When the referee blew the final whistle in the game between Poland and Argentina, the Polish players were still unsure if they were qualifying or not, given the Mexico-Saudi Arabia game was ongoing. At one stage, Poland and Mexico were only separated by the number of yellow cards they had collected in the group stage — Poland had five compared to Mexico’s seven — and coach Michniewicz was desperately urging his team to not give away fouls in the final minutes.
A stoppage-time goal by Saudi Arabia meant their match finished 2-1 in favor of Mexico at Lusail Stadium, whose goal difference was inferior by one to Poland.
Hence, Poland, despite losing to Argentina, ended up as the happier side on the night because the team went through as the group’s second-place team — on goal difference ahead of Mexico.
Argentina’s victory meant goal difference came into play — and Mexico didn’t have enough of them.
As the final round of group-stage matches gets underway later on Tuesday, there could be a scenario where two or more teams finish level on points.

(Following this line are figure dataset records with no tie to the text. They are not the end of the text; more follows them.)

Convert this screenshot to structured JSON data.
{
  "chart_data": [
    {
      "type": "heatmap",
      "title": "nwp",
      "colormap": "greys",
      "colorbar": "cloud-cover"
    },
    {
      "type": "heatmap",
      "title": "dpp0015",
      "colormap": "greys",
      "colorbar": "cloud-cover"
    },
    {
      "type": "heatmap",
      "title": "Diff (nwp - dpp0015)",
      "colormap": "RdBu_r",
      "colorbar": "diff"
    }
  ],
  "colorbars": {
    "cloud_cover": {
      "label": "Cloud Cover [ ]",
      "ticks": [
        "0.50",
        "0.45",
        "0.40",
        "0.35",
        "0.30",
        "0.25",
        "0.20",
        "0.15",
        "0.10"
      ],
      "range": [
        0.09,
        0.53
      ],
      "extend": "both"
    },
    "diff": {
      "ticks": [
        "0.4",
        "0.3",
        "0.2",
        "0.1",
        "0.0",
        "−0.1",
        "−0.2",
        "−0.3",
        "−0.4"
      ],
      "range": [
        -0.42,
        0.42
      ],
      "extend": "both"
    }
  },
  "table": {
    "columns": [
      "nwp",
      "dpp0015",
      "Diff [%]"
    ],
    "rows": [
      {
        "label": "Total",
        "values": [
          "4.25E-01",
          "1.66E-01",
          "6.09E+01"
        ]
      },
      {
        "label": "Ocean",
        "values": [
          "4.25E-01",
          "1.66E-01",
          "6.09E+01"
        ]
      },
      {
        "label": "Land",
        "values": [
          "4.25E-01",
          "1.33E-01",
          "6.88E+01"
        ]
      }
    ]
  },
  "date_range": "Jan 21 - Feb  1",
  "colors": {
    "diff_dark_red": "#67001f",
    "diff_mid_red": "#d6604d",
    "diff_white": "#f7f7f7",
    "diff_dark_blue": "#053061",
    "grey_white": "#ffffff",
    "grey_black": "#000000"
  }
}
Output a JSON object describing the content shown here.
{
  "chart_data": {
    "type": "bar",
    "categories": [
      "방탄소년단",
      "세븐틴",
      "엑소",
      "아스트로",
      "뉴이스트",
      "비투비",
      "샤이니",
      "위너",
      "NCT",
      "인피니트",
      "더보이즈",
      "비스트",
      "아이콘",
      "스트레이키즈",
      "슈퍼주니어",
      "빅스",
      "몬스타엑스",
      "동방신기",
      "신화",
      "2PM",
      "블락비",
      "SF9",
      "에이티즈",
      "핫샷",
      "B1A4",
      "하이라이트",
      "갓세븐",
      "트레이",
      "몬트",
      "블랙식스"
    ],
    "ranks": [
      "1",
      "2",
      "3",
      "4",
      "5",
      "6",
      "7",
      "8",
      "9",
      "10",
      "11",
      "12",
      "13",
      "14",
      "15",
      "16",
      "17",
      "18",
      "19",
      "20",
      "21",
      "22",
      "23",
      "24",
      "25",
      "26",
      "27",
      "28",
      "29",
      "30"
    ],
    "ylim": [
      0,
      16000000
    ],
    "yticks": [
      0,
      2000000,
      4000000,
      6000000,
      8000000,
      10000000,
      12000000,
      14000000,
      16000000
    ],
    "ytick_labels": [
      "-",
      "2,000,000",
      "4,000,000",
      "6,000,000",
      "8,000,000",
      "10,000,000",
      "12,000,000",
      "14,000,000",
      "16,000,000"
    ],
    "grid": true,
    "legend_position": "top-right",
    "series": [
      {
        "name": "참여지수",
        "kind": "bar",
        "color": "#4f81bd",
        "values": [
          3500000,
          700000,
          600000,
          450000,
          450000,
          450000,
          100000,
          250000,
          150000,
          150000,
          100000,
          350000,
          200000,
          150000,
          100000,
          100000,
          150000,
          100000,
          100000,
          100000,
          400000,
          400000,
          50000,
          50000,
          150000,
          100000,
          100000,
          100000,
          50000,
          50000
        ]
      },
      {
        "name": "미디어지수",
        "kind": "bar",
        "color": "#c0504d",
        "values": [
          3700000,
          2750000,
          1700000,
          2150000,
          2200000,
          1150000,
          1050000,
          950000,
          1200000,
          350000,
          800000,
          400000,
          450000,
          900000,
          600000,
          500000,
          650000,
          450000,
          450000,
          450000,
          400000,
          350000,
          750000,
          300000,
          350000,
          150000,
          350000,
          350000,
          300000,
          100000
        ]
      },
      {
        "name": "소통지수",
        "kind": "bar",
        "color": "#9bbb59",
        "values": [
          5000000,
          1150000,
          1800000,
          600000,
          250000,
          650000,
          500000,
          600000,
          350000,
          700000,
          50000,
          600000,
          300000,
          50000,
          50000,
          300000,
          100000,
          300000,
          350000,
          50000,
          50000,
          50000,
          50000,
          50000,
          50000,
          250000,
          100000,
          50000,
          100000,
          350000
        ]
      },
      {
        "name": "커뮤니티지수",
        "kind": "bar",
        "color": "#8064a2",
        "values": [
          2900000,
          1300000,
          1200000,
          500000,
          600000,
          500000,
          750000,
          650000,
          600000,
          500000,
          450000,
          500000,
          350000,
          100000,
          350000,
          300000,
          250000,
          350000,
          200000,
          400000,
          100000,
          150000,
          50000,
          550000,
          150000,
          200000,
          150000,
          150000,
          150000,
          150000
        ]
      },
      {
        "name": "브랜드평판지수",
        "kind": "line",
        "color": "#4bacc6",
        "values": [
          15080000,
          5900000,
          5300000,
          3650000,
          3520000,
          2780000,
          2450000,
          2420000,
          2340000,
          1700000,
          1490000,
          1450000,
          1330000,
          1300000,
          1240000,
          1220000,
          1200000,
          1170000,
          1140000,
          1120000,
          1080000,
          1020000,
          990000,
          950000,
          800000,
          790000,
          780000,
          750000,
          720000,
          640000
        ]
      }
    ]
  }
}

In such a scenario, FIFA’s rules are well laid out.
According to the governing body’s guidelines for the World Cup, there are various criteria to determine which team will progress into the knockout rounds.
1. Points: The first way is the team with the highest number of points. Each nation gets three points for a win, one point for a draw and zero points for a defeat. In the event of two or more teams end the group stage with the same points, then the authorities will look at the second rule, which is the goal difference.
2. Goal difference: If the teams are level on points, the one with a superior goal difference – the total of goals scored minus goals conceded – will go through. The last team to face the consequences was Portugal in 2014 when they finished behind the US for second place in their group.
If nothing separates the teams after rules 1 and 2, the third criterion will be looked at.
3. Goals scored: This rule was most famously enforced in 1982, when Italy and Cameroon were locked on points and goal difference, but the European side advanced because they had scored one more goal. Italy went on to win that World Cup. Another memorable instance was in 1994, when Mexico, Ireland, Italy and Norway finished with the same number of points (4 each) and goal difference (0). Mexico won that group because they scored more goals (3) than the rest.
4. Head-to-head: If the teams are tied after the first three rules, the next step will be to look at the points total in the head-to-head matches between the teams involved. Three things are looked at here (in this order): points won in head-to-head matches, goal difference and goals scored. The team with a superior record will advance.
5. Fair play record: If the teams still can’t be separated, then the fair play record is looked at. Each team is given a ‘conduct score’, wherein a point is deducted for each yellow card they receive, two points for a red card received after two bookings and four points for a straight red. The team with a lower score progresses into the knockout round. At the 2018 World Cup, Japan edged out Senegal based on this rule. The two teams could not be separated on any of the above criteria. Japan’s fair play score of -4 was better than Senegal’s, who tallied -6.
6. Draw of lots: The last way to determine who progresses is by luck of the draw. No team has been axed from the World Cup by this method so far.